Cation Code: Designing Bis(trifluoromethylsulfonyl)imide-Based Ionic Liquids for Electrochemical Applications

The choice of the core cation structure can have significant effects on the suitability of a bis(trifluoromethylsulfonyl)imide ([Tf2N]−)-based room temperature ionic liquid (RTIL) for a particular electrochemical application. While bulkier aliphatic cations (such as ammonium, phosphonium, piperidinium and pyrrolidinium) exhibit wider electrochemical windows (ECWs > 6 V) than sulfur containing cations and many aromatic cations, they are more viscous and, subsequently, have lower molar conductivities. Among RTILs with wide ECWs, pyrrolidiniums have the best molar conductivities (0.81 S cm2 mol–1 for butylmethylpyrrolidinium [Tf2N] at 298.15 K). Triethylsulfonium [Tf2N] has the highest molar conductivity of the RTILs tested, followed by three ILs with aromatic cations (dialkylimidazolium, dialkyl-3-triazolium, and pyridinium).

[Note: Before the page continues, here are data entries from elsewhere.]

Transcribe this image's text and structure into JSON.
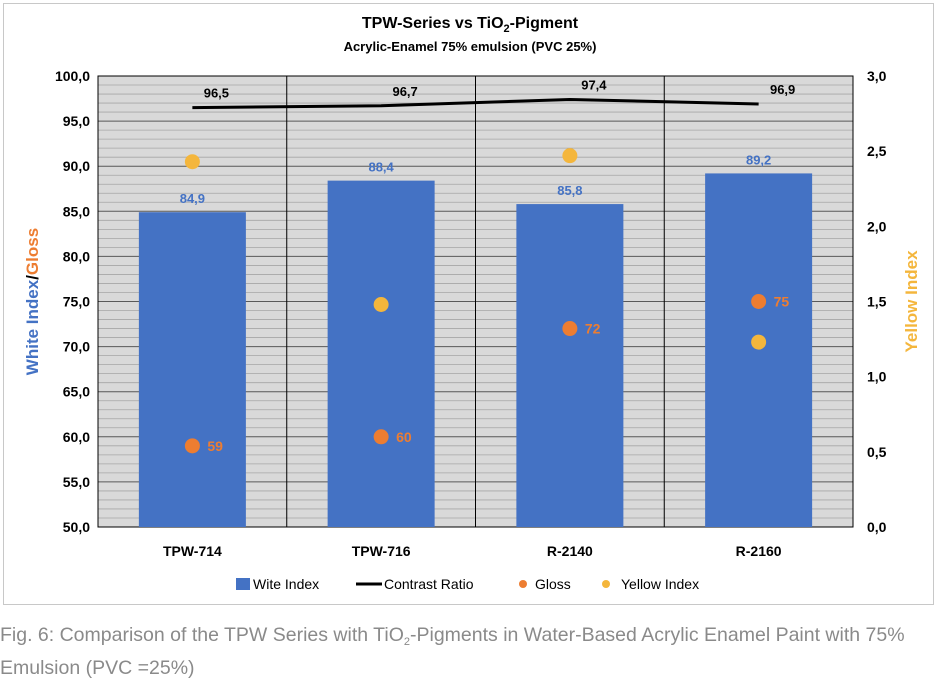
{
  "chart_data": {
    "type": "bar",
    "title": {
      "prefix": "TPW-Series vs TiO",
      "sub": "2",
      "suffix": "-Pigment"
    },
    "subtitle": "Acrylic-Enamel 75% emulsion (PVC 25%)",
    "categories": [
      "TPW-714",
      "TPW-716",
      "R-2140",
      "R-2160"
    ],
    "ylabel_left": {
      "part1": "White Index",
      "sep": "/",
      "part2": "Gloss"
    },
    "ylabel_right": "Yellow Index",
    "ylim_left": [
      50,
      100
    ],
    "ylim_right": [
      0,
      3
    ],
    "yticks_left": [
      "50,0",
      "55,0",
      "60,0",
      "65,0",
      "70,0",
      "75,0",
      "80,0",
      "85,0",
      "90,0",
      "95,0",
      "100,0"
    ],
    "yticks_right": [
      "0,0",
      "0,5",
      "1,0",
      "1,5",
      "2,0",
      "2,5",
      "3,0"
    ],
    "series": [
      {
        "name": "Wite Index",
        "kind": "bar",
        "axis": "left",
        "values": [
          84.9,
          88.4,
          85.8,
          89.2
        ],
        "labels": [
          "84,9",
          "88,4",
          "85,8",
          "89,2"
        ]
      },
      {
        "name": "Contrast Ratio",
        "kind": "line",
        "axis": "left",
        "values": [
          96.5,
          96.7,
          97.4,
          96.9
        ],
        "labels": [
          "96,5",
          "96,7",
          "97,4",
          "96,9"
        ]
      },
      {
        "name": "Gloss",
        "kind": "scatter",
        "axis": "left",
        "values": [
          59,
          60,
          72,
          75
        ],
        "labels": [
          "59",
          "60",
          "72",
          "75"
        ]
      },
      {
        "name": "Yellow Index",
        "kind": "scatter",
        "axis": "right",
        "values": [
          2.43,
          1.48,
          2.47,
          1.23
        ]
      }
    ],
    "legend": [
      "Wite Index",
      "Contrast Ratio",
      "Gloss",
      "Yellow Index"
    ],
    "legend_position": "bottom",
    "grid": true
  },
  "colors": {
    "bar": "#4472c4",
    "line": "#000000",
    "gloss": "#ed7d31",
    "yellow": "#f4b63c",
    "plot_bg": "#d9d9d9",
    "grid": "#a6a6a6",
    "bar_label": "#4472c4"
  },
  "caption": {
    "prefix": "Fig. 6: Comparison of the TPW Series with TiO",
    "sub": "2",
    "suffix": "-Pigments in Water-Based Acrylic Enamel Paint with 75% Emulsion (PVC =25%)"
  }
}
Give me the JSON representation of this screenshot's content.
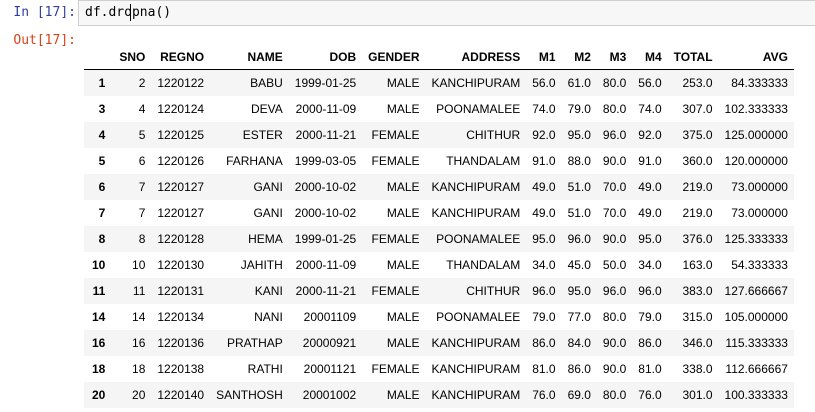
{
  "input_cell": {
    "prompt": "In [17]:",
    "code": "df.dropna()"
  },
  "output_cell": {
    "prompt": "Out[17]:"
  },
  "table": {
    "index_header": "",
    "columns": [
      "SNO",
      "REGNO",
      "NAME",
      "DOB",
      "GENDER",
      "ADDRESS",
      "M1",
      "M2",
      "M3",
      "M4",
      "TOTAL",
      "AVG"
    ],
    "rows": [
      {
        "index": "1",
        "cells": [
          "2",
          "1220122",
          "BABU",
          "1999-01-25",
          "MALE",
          "KANCHIPURAM",
          "56.0",
          "61.0",
          "80.0",
          "56.0",
          "253.0",
          "84.333333"
        ]
      },
      {
        "index": "3",
        "cells": [
          "4",
          "1220124",
          "DEVA",
          "2000-11-09",
          "MALE",
          "POONAMALEE",
          "74.0",
          "79.0",
          "80.0",
          "74.0",
          "307.0",
          "102.333333"
        ]
      },
      {
        "index": "4",
        "cells": [
          "5",
          "1220125",
          "ESTER",
          "2000-11-21",
          "FEMALE",
          "CHITHUR",
          "92.0",
          "95.0",
          "96.0",
          "92.0",
          "375.0",
          "125.000000"
        ]
      },
      {
        "index": "5",
        "cells": [
          "6",
          "1220126",
          "FARHANA",
          "1999-03-05",
          "FEMALE",
          "THANDALAM",
          "91.0",
          "88.0",
          "90.0",
          "91.0",
          "360.0",
          "120.000000"
        ]
      },
      {
        "index": "6",
        "cells": [
          "7",
          "1220127",
          "GANI",
          "2000-10-02",
          "MALE",
          "KANCHIPURAM",
          "49.0",
          "51.0",
          "70.0",
          "49.0",
          "219.0",
          "73.000000"
        ]
      },
      {
        "index": "7",
        "cells": [
          "7",
          "1220127",
          "GANI",
          "2000-10-02",
          "MALE",
          "KANCHIPURAM",
          "49.0",
          "51.0",
          "70.0",
          "49.0",
          "219.0",
          "73.000000"
        ]
      },
      {
        "index": "8",
        "cells": [
          "8",
          "1220128",
          "HEMA",
          "1999-01-25",
          "FEMALE",
          "POONAMALEE",
          "95.0",
          "96.0",
          "90.0",
          "95.0",
          "376.0",
          "125.333333"
        ]
      },
      {
        "index": "10",
        "cells": [
          "10",
          "1220130",
          "JAHITH",
          "2000-11-09",
          "MALE",
          "THANDALAM",
          "34.0",
          "45.0",
          "50.0",
          "34.0",
          "163.0",
          "54.333333"
        ]
      },
      {
        "index": "11",
        "cells": [
          "11",
          "1220131",
          "KANI",
          "2000-11-21",
          "FEMALE",
          "CHITHUR",
          "96.0",
          "95.0",
          "96.0",
          "96.0",
          "383.0",
          "127.666667"
        ]
      },
      {
        "index": "14",
        "cells": [
          "14",
          "1220134",
          "NANI",
          "20001109",
          "MALE",
          "POONAMALEE",
          "79.0",
          "77.0",
          "80.0",
          "79.0",
          "315.0",
          "105.000000"
        ]
      },
      {
        "index": "16",
        "cells": [
          "16",
          "1220136",
          "PRATHAP",
          "20000921",
          "MALE",
          "KANCHIPURAM",
          "86.0",
          "84.0",
          "90.0",
          "86.0",
          "346.0",
          "115.333333"
        ]
      },
      {
        "index": "18",
        "cells": [
          "18",
          "1220138",
          "RATHI",
          "20001121",
          "FEMALE",
          "KANCHIPURAM",
          "81.0",
          "86.0",
          "90.0",
          "81.0",
          "338.0",
          "112.666667"
        ]
      },
      {
        "index": "20",
        "cells": [
          "20",
          "1220140",
          "SANTHOSH",
          "20001002",
          "MALE",
          "KANCHIPURAM",
          "76.0",
          "69.0",
          "80.0",
          "76.0",
          "301.0",
          "100.333333"
        ]
      }
    ]
  }
}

Triethylsulfonium [Tf2N] and butylpyridinium [Tf2N] also have high degrees of dissociation (0.67 and 0.71, respectively). Superbase derived RTILs are largely unsuitable, due to high melting points, small ECWs and low molar conductivity. While pyrrolidinium and imidazolium ILs are popular choices for electrochemical applications, pyridinium and, especially, triethylsulfonium, ILs have been largely overlooked as RTIL candidates for electrochemical applications.